I had a call from Nielsen Research last Sunday, calling on behalf of Auckland City Council. Why bug me on a Sunday? And why hire a research company at great expense? Is the Council not capable of using a telephone itself?
Nielsen wanted to know how the Council had responded to my complaint. 'Which complaint?' I asked. They did not know. Much later I realised that it was one I had made last year. So why did it take so long, at great expense, to get another organisation to ask that question?
The researcher read a blurb that said something along the lines of, 'The Council wants to make sure it is delivering the best service, so it is important to it to find out what you think of it.' I laughed. 'Everyone laughs when I read that bit,' she said.

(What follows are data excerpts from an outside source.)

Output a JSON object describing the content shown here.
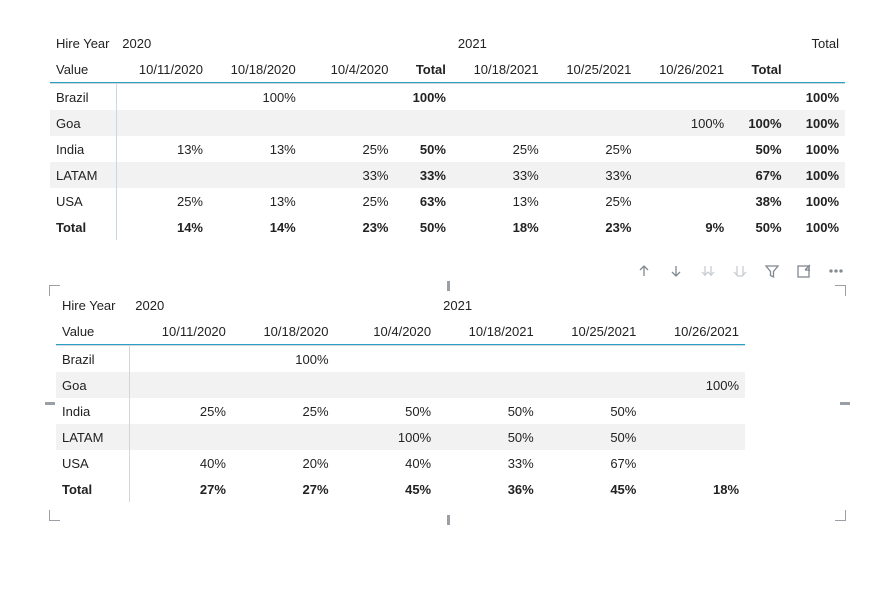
{
  "labels": {
    "hire_year": "Hire Year",
    "value": "Value",
    "total": "Total"
  },
  "matrix1": {
    "years": [
      "2020",
      "2021"
    ],
    "cols_2020": [
      "10/11/2020",
      "10/18/2020",
      "10/4/2020"
    ],
    "cols_2021": [
      "10/18/2021",
      "10/25/2021",
      "10/26/2021"
    ],
    "rows": [
      {
        "label": "Brazil",
        "y2020": [
          "",
          "100%",
          ""
        ],
        "sub2020": "100%",
        "y2021": [
          "",
          "",
          ""
        ],
        "sub2021": "",
        "total": "100%"
      },
      {
        "label": "Goa",
        "y2020": [
          "",
          "",
          ""
        ],
        "sub2020": "",
        "y2021": [
          "",
          "",
          "100%"
        ],
        "sub2021": "100%",
        "total": "100%"
      },
      {
        "label": "India",
        "y2020": [
          "13%",
          "13%",
          "25%"
        ],
        "sub2020": "50%",
        "y2021": [
          "25%",
          "25%",
          ""
        ],
        "sub2021": "50%",
        "total": "100%"
      },
      {
        "label": "LATAM",
        "y2020": [
          "",
          "",
          "33%"
        ],
        "sub2020": "33%",
        "y2021": [
          "33%",
          "33%",
          ""
        ],
        "sub2021": "67%",
        "total": "100%"
      },
      {
        "label": "USA",
        "y2020": [
          "25%",
          "13%",
          "25%"
        ],
        "sub2020": "63%",
        "y2021": [
          "13%",
          "25%",
          ""
        ],
        "sub2021": "38%",
        "total": "100%"
      },
      {
        "label": "Total",
        "y2020": [
          "14%",
          "14%",
          "23%"
        ],
        "sub2020": "50%",
        "y2021": [
          "18%",
          "23%",
          "9%"
        ],
        "sub2021": "50%",
        "total": "100%"
      }
    ]
  },
  "matrix2": {
    "years": [
      "2020",
      "2021"
    ],
    "cols_2020": [
      "10/11/2020",
      "10/18/2020",
      "10/4/2020"
    ],
    "cols_2021": [
      "10/18/2021",
      "10/25/2021",
      "10/26/2021"
    ],
    "rows": [
      {
        "label": "Brazil",
        "y2020": [
          "",
          "100%",
          ""
        ],
        "y2021": [
          "",
          "",
          ""
        ]
      },
      {
        "label": "Goa",
        "y2020": [
          "",
          "",
          ""
        ],
        "y2021": [
          "",
          "",
          "100%"
        ]
      },
      {
        "label": "India",
        "y2020": [
          "25%",
          "25%",
          "50%"
        ],
        "y2021": [
          "50%",
          "50%",
          ""
        ]
      },
      {
        "label": "LATAM",
        "y2020": [
          "",
          "",
          "100%"
        ],
        "y2021": [
          "50%",
          "50%",
          ""
        ]
      },
      {
        "label": "USA",
        "y2020": [
          "40%",
          "20%",
          "40%"
        ],
        "y2021": [
          "33%",
          "67%",
          ""
        ]
      },
      {
        "label": "Total",
        "y2020": [
          "27%",
          "27%",
          "45%"
        ],
        "y2021": [
          "36%",
          "45%",
          "18%"
        ]
      }
    ]
  }
}
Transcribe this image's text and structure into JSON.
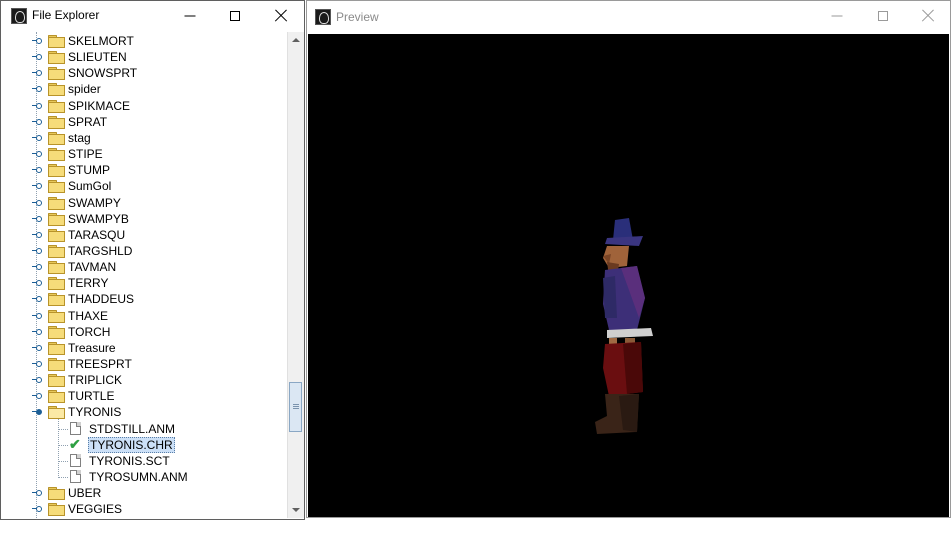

If Auckland City was genuinely concerned to know how its staff handled your complaint, it would get them to ask you at the time, and would record your response for playing back to a senior manager. That would be instant feedback where it counts, at virtually no expense. Nielsen records its conversation with you many months later, but at great expense. The delay is so long that you will probably have probably forgotten the details, or even what it was all about, as I had, and the researcher will not know, so cannot jog your memory, because she has not been told. Bad management, at great expense.
So the result of the call was zilch. Zero. Nothing. Except for what went into Nielsen's pocket--out of the pockets of ratepayers.